On recognition algorithms and structure of graphs with restricted induced cycles

Abstract

We call an induced cycle of length at least four a hole. The parity of a hole is the parity of its length.Forbidding holes of certain types in a graph has deep structural implications. In 2006, Chudnovksy, Seymour, Robertson, and Thomas famously proved that a graph is perfect if and only if it does not contain an odd hole or a complement of an odd hole. In 2002, Conforti, Cornuéjols, Kapoor and Vušković provided a structural description of the class of even-hole-free graphs. In Chapter 3, we provide a structural description of all graphs that contain only holes of length ℓ for every ℓ ≥ 4.

Analysis of how holes interact with graph structure has yielded detection algorithms for holes of various lengths and parities.In 1991, Bienstock showed it is NP-Hard to test whether a graph G has an even (or odd) hole containing a specified vertex v∈V(G). In 2002, Conforti, Cornuéjols, Kapoor and Vušković gave a polynomial-time algorithm to recognize even-hole-free graphs using their structure theorem.

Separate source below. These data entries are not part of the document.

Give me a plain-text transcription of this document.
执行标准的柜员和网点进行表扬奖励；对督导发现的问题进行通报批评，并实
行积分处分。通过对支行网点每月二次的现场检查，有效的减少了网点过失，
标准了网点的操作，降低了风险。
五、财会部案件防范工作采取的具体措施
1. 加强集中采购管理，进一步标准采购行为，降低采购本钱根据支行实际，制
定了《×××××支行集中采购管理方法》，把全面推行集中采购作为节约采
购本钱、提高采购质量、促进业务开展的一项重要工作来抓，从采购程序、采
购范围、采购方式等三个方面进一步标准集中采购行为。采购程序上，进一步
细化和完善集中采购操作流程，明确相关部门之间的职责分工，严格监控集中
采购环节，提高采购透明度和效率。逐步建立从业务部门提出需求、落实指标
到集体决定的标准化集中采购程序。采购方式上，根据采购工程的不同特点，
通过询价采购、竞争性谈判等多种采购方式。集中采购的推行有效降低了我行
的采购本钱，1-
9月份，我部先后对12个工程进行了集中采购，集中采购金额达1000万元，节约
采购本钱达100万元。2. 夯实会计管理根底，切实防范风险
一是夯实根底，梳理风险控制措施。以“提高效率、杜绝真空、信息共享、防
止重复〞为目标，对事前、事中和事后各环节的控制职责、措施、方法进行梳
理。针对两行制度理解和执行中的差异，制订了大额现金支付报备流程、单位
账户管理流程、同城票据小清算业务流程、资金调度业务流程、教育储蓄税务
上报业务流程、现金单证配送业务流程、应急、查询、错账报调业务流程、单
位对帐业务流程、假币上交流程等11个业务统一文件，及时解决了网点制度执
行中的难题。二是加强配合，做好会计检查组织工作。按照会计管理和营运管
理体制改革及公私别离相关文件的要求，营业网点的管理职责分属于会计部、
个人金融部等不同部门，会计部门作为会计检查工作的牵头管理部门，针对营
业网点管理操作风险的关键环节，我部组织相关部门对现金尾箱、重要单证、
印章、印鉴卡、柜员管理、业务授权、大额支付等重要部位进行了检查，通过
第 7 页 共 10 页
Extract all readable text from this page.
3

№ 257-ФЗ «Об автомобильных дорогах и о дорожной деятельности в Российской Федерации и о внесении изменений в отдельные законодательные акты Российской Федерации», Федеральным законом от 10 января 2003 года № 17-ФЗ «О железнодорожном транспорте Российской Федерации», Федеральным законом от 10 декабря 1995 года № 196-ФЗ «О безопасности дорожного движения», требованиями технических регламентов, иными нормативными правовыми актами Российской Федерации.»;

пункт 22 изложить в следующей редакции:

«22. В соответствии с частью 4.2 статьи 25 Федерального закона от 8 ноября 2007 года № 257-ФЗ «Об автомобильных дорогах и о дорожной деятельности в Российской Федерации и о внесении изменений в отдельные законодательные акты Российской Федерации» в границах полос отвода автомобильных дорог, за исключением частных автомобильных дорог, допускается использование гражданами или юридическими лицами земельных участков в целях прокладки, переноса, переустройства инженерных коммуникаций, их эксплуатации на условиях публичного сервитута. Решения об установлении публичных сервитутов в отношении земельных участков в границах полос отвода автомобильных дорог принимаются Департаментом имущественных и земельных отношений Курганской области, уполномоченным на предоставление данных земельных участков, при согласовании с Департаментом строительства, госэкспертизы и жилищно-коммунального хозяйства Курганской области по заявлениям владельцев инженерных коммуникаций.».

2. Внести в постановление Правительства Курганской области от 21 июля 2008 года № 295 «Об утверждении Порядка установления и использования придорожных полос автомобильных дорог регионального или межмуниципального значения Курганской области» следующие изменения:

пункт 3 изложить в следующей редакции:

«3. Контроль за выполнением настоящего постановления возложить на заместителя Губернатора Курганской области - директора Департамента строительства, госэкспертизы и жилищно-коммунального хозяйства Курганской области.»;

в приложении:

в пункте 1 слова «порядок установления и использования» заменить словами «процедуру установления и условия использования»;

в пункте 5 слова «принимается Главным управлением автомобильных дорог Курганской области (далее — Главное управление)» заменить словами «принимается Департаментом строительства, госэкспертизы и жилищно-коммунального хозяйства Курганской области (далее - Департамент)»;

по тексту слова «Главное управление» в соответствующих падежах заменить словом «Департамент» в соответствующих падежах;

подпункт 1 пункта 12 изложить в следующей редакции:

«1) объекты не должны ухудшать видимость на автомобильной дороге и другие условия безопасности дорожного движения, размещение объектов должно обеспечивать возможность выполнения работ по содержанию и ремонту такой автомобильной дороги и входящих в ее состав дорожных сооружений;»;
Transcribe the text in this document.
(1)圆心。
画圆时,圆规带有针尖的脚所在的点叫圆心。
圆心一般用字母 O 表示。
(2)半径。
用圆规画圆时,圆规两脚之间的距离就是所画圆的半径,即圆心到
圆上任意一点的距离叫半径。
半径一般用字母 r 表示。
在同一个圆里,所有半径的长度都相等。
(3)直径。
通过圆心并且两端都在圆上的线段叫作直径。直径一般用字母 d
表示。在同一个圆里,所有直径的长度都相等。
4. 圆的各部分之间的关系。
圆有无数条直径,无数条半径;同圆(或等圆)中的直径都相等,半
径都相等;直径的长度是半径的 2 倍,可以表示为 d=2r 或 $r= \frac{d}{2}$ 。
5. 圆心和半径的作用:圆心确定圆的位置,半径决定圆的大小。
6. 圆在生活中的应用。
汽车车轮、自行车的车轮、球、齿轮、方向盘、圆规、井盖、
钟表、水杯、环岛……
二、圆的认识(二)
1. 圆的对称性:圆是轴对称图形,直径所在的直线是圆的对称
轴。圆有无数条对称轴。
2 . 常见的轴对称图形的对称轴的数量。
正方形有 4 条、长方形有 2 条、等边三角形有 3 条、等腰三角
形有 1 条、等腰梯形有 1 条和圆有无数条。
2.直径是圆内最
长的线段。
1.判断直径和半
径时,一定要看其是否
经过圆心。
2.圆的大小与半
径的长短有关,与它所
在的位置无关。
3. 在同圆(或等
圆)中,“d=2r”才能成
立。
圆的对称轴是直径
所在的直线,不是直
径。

In 2003, Chudnovsky, Kawarabayashi and Seymour provided a simpler and slightly faster algorithm to test whether a graph contains an even hole. In 2019, Chudnovsky, Scott, Seymour and Spirkl provided a polynomial-time algorithm to test whether a graph contains an odd hole. Later that year, Chudnovsky, Scott and Seymour strengthened this result by providing a polynomial-time algorithm to test whether a graph contains an odd hole of length at least ℓ for any fixed integer ℓ ≥ 5. In Chapter 2, we provide a polynomial-time algorithm to test whether a graph contains an even hole of length at least ℓ for any fixed integer ℓ ≥ 4.